With MiFID 2 introduced, I would like to analyze the LEI data from GLEIF.
The data is in XML format, but boy! It is hard to parse.
I tried the code (see below), which freezes my machine almost completely and then gives this error:
AttributeError: no such child: {http://www.gleif.org/data/schema/leidata/2016}pyval. 
The structure of the data is really simple, but the files are large. Nevertheless, I think the main culprit is the use of special characters, i.e. the colon "lei:" in the tags, see this shortened example:
<lei:LEIData xmlns:gleif="http://www.gleif.org/concatenated-file/header-extension/2.0" xmlns:lei="http://www.gleif.org/data/schema/leidata/2016">
    <lei:LEIRecords>
         <lei:LEIRecord>
              <lei:LEI>029200137F2K8AH5C573</lei:LEI>
         </lei:LEIRecord>
     </lei:LEIRecords>
</lei:LEIData>
Any help?
I posted a larger sample on pastebin: https://pastebin.com/UbrM5mVp after having eliminated the lei:LEIHeader section.

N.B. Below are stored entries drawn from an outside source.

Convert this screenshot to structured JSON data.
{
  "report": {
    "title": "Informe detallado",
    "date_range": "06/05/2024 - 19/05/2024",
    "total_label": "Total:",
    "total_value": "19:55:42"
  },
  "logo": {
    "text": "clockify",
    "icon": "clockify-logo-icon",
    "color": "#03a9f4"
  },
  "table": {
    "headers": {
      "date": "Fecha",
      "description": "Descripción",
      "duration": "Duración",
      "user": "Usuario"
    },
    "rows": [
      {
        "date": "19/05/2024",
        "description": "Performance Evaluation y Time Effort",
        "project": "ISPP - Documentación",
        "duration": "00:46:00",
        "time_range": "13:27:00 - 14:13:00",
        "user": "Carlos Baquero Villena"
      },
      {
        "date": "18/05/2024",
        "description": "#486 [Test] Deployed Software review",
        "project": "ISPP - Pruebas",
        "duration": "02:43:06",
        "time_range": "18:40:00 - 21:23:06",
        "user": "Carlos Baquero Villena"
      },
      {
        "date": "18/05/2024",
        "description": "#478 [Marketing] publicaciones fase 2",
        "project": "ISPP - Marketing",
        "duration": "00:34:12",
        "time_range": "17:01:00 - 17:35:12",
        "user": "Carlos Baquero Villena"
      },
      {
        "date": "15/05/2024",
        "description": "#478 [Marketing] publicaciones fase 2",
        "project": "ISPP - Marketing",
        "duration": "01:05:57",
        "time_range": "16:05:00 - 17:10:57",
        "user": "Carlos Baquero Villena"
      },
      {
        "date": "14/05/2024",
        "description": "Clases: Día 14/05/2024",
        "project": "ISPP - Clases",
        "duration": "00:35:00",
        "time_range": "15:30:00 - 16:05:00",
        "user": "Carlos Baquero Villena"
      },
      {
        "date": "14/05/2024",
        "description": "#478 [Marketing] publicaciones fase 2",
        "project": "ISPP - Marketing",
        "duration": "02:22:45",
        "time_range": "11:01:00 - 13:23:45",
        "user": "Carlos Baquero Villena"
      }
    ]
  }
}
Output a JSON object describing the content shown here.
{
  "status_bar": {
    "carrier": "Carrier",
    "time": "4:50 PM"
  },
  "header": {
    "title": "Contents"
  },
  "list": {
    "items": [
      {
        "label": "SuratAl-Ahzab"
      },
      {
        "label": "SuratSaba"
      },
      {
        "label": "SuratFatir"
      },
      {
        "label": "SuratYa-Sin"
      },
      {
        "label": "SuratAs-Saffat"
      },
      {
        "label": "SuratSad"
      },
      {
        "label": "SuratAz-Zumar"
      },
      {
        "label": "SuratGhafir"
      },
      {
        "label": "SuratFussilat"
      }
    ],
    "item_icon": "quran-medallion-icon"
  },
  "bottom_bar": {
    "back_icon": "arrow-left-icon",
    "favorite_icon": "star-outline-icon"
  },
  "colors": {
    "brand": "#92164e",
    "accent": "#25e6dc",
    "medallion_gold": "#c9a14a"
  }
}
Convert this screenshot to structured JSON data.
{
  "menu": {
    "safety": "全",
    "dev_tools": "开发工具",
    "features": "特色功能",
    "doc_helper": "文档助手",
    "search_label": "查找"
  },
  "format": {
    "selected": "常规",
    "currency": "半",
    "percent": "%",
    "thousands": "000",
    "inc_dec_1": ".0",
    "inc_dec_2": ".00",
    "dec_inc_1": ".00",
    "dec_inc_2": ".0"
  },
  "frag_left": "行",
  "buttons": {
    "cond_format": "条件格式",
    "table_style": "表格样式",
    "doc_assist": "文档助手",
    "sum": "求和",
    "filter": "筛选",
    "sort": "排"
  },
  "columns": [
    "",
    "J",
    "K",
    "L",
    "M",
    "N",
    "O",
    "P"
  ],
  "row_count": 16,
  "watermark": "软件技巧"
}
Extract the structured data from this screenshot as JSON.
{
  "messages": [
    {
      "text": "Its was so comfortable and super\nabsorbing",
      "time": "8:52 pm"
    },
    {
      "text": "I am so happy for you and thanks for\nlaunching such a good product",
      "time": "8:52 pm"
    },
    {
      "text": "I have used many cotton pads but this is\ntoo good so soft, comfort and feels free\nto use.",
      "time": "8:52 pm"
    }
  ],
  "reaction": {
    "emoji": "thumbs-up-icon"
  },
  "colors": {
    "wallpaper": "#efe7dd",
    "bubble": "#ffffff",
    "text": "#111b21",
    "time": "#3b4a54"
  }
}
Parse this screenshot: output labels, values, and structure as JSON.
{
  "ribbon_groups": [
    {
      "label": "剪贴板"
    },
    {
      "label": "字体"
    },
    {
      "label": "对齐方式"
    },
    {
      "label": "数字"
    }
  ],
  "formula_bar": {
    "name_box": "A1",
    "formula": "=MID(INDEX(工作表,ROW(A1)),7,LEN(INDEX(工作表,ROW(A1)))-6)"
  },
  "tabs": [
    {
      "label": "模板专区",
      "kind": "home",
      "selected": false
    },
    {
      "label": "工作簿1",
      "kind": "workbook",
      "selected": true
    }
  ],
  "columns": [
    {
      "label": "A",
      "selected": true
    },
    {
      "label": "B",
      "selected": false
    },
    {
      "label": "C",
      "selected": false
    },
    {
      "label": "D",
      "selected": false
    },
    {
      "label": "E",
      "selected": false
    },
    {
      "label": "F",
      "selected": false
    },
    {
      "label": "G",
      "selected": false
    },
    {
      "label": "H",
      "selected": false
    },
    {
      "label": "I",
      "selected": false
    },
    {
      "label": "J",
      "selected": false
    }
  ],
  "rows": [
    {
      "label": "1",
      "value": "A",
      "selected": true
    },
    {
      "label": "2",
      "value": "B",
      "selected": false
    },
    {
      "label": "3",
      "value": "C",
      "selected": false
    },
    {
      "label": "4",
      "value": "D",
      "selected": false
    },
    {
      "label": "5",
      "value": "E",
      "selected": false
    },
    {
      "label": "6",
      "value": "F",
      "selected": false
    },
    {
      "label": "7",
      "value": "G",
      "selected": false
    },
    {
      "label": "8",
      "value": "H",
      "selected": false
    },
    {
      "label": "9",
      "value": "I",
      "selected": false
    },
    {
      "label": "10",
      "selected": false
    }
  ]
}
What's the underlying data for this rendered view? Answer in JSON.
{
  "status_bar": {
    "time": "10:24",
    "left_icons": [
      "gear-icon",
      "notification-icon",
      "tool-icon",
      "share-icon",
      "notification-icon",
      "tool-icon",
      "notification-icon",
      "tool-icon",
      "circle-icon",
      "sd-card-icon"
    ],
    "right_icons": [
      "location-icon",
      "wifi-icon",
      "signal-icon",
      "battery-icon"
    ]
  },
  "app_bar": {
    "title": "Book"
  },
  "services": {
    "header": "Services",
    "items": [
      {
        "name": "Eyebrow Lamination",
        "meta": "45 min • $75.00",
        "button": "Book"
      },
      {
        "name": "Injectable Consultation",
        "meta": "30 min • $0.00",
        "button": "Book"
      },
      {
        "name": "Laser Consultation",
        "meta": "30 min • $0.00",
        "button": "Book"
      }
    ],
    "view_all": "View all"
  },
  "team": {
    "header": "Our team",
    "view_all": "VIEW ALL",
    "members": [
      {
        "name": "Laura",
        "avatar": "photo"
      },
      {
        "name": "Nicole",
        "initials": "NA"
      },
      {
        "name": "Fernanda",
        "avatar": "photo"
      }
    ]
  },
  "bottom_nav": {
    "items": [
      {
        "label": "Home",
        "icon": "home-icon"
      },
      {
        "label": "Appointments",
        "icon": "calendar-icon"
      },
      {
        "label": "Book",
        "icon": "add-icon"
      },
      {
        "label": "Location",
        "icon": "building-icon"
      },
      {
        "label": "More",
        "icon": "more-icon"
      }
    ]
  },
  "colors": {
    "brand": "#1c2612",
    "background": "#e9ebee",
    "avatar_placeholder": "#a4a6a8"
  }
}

See the python code below (borrowed from Wes McKinney's book, Section 6.1):
from lxml import objectify
path = '20180104-gleif-concatenated-file-lei2.xml'
data = []
parsed = objectify.parse(open(path))
root = parsed.getroot()
for child in root:
    print(child.tag, child.attrib)
for elt in root.INDICATOR:
    el_data = {}
    for child in elt.getchildren():
        el_data[child.tag] = child.pyval
    data.append(el_data)
perf = pd.DataFrame(data)